Annem, son derece aydın bir insandı. O dönemin Türkiye’sinde Fransa’dan gelen hocalardan Fransızca dersleri alan bir genç kızmış. Dedemin hanımı da, elindeki bir çiftliği satıp milli mücadelede kullanılması için Mustafa Kemal’e gönderen bir kişiymiş. Sanırım bunlar ailemin Mustafa Kemal devrimlerine ne kadar yakın olduğu gösteren iyi örnekler. Bu anlamda o toplantıya katılmamızdan daha doğal bir şey olamazdı.

Büyük teyzem de ev sahibesi olarak annemin yanına oturdu. Afet Hanım konuşmasına başladı. Bir yerde, “Nasıl ki vaktiyle peygamberler geldiyse, şimdi de asrımızın peygamberi hatta Allah’ı Mustafa Kemal’dir” dedi. Çocuk olmama rağmen bu söylenen sözün ne kadar ağır bir laf olduğu anlayabilmiştim. O anda annemin, sırtına bıçak saplanmış gibi irkildiğini hissettim.

Afet Hanım o sözleri edince, annem elini kaldırarak söz aldı ve “Afet Hanım galiba diliniz sürçtü. Son cümlenize çok şaşırdım, şehrimizin misafirisiniz, size sonsuz saygımız var ancak söylediklerini tüylerimi diken diken etti. Lütfen sözünüzü geri alır mısınız?” dedi. Bunun üzerine Afet Hanım, bu sözleri bilerek sarf ettiğini, belirterek aynılarını tekrarladı.

Annem de, peygamberime Allahıma hakaret edilen bir yerde duramayacağını yüksek sesle söyleyerek beni alıp çıktı dışarıya.
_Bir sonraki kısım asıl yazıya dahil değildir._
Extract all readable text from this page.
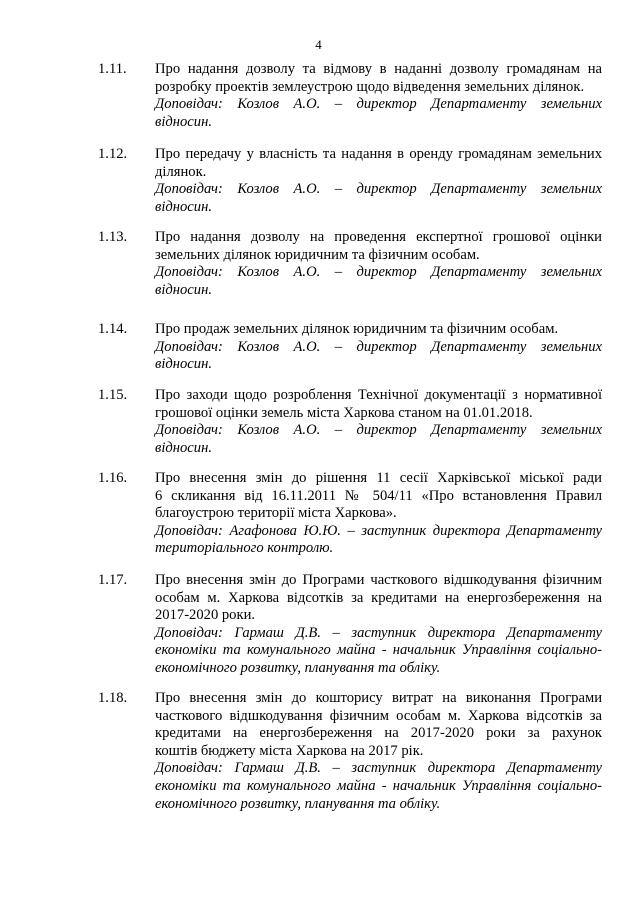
4
1.11. Про надання дозволу та відмову в наданні дозволу громадянам на
розробку проектів землеустрою щодо відведення земельних ділянок.
Доповідач: Козлов А.О. – директор Департаменту земельних
відносин.
1.12. Про передачу у власність та надання в оренду громадянам земельних
ділянок.
Доповідач: Козлов А.О. – директор Департаменту земельних
відносин.
1.13. Про надання дозволу на проведення експертної грошової оцінки
земельних ділянок юридичним та фізичним особам.
Доповідач: Козлов А.О. – директор Департаменту земельних
відносин.
1.14. Про продаж земельних ділянок юридичним та фізичним особам.
Доповідач: Козлов А.О. – директор Департаменту земельних
відносин.
1.15. Про заходи щодо розроблення Технічної документації з нормативної
грошової оцінки земель міста Харкова станом на 01.01.2018.
Доповідач: Козлов А.О. – директор Департаменту земельних
відносин.
1.16. Про внесення змін до рішення 11 сесії Харківської міської ради
6 скликання від 16.11.2011 № 504/11 «Про встановлення Правил
благоустрою території міста Харкова».
Доповідач: Агафонова Ю.Ю. – заступник директора Департаменту
територіального контролю.
1.17. Про внесення змін до Програми часткового відшкодування фізичним
особам м. Харкова відсотків за кредитами на енергозбереження на
2017-2020 роки.
Доповідач: Гармаш Д.В. – заступник директора Департаменту
економіки та комунального майна - начальник Управління соціально-
економічного розвитку, планування та обліку.
1.18. Про внесення змін до кошторису витрат на виконання Програми
часткового відшкодування фізичним особам м. Харкова відсотків за
кредитами на енергозбереження на 2017-2020 роки за рахунок
коштів бюджету міста Харкова на 2017 рік.
Доповідач: Гармаш Д.В. – заступник директора Департаменту
економіки та комунального майна - начальник Управління соціально-
економічного розвитку, планування та обліку.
Zavallı teyzem de annemle aynı düşüncede olmasına rağmen, ev sahibi konumunda olduğu için içeride kaldı. Bütün bu yaşananlar Afet Hanım tarafından, son derece çarpıtılarak Mustafa Kemal’e iletilmiş. Afet İnan, Çorum’da yaşayan büyük bir ailenin devrime ve Atatürk’e muhalif olduğunu söylemiş. Atatürk kendisini itirazsız dinlemiş. Ancak eniştemi çağırarak durumu sormuş. Eniştem de olayın arkasındaki gerçekleri olduğu gibi anlatmış. Bu olay orada kapanmış.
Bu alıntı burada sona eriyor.